As part of the newly redesigned master of education program, students then work as student teachers in one of four Providence partner schools every day for an entire semester, allowing them to “become part of the community right from the beginning.”


“Part of our commitment to the local districts has been trying to also get students to come to our program who want to stay and teach in (Providence) schools,” Pimentel said. The program also focuses on working with English language learners and students with special needs.


The Swearer Center also offers Engaged Scholars programs that combine coursework with community outreach. One such course is ANTH 1301: “Anthropology of Homelessness,” taught by Adjunct Lecturer in Anthropology Irene Glasser.
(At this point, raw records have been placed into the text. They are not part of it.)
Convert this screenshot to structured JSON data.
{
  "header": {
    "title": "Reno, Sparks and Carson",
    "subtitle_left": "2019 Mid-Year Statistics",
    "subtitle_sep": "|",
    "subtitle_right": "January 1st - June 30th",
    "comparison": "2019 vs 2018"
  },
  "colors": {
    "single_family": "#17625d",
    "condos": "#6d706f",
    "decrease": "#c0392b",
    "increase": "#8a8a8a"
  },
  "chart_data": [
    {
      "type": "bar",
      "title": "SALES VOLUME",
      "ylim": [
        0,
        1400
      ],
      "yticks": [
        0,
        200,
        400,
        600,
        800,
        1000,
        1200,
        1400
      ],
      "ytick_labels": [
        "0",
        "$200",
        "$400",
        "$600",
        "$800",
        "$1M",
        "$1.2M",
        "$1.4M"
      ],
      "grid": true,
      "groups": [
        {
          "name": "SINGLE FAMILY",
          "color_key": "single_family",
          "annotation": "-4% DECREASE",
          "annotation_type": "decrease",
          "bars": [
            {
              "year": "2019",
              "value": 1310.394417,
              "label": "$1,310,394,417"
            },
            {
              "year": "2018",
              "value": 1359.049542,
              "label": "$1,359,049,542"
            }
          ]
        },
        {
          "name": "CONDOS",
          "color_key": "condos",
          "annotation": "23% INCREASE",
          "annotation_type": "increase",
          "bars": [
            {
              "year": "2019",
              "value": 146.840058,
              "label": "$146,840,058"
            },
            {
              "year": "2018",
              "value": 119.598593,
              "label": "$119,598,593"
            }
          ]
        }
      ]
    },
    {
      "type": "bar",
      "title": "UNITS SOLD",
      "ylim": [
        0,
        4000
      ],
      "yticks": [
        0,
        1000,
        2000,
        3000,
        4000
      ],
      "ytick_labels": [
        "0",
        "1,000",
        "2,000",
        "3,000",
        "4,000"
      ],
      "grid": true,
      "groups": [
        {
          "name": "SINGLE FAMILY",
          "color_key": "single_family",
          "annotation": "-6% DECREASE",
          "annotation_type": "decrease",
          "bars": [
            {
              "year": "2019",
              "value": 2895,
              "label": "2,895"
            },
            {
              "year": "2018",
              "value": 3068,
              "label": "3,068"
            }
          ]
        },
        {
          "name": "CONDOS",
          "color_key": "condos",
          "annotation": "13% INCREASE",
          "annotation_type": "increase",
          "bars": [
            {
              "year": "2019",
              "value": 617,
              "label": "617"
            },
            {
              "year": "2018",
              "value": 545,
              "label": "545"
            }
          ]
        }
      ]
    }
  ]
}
In addition to weekly classes and assignments, students are expected to spend two hours per week at a homeless-serving organization that Glasser has formed a relationship with. “For those students who want to be engaged in the community, this is an opportunity,” Glasser said.


Another aspect of community engagement at Brown are student organizations such as Housing Opportunities for People Everywhere, a program run through the Swearer Center that has become an important homelessness outreach force in the state, according to HOPE Co-Director Michael Gold ’20. HOPE works to end homelessness in Rhode Island through a mix of direct service and advocacy, such as distributing supplies, helping people apply for affordable housing and pushing for legislative reform, Gold said.


HOPE believes in a “balance of recognizing that we don’t have the answers to these problems, but we are a part of (the) problem,” Gold said. “Institutions of higher learning should recognize that they are not just in their bubble and have an opportunity to assist the community (in accordance with) the community’s own wishes.”


Receiving this designation also benefits the University because its “history has not always been the best with the (external) community,” Johnson said. While there is no direct reward that comes from achieving this designation, its prestige can be used as a “marker of quality” to help the University procure outside funding.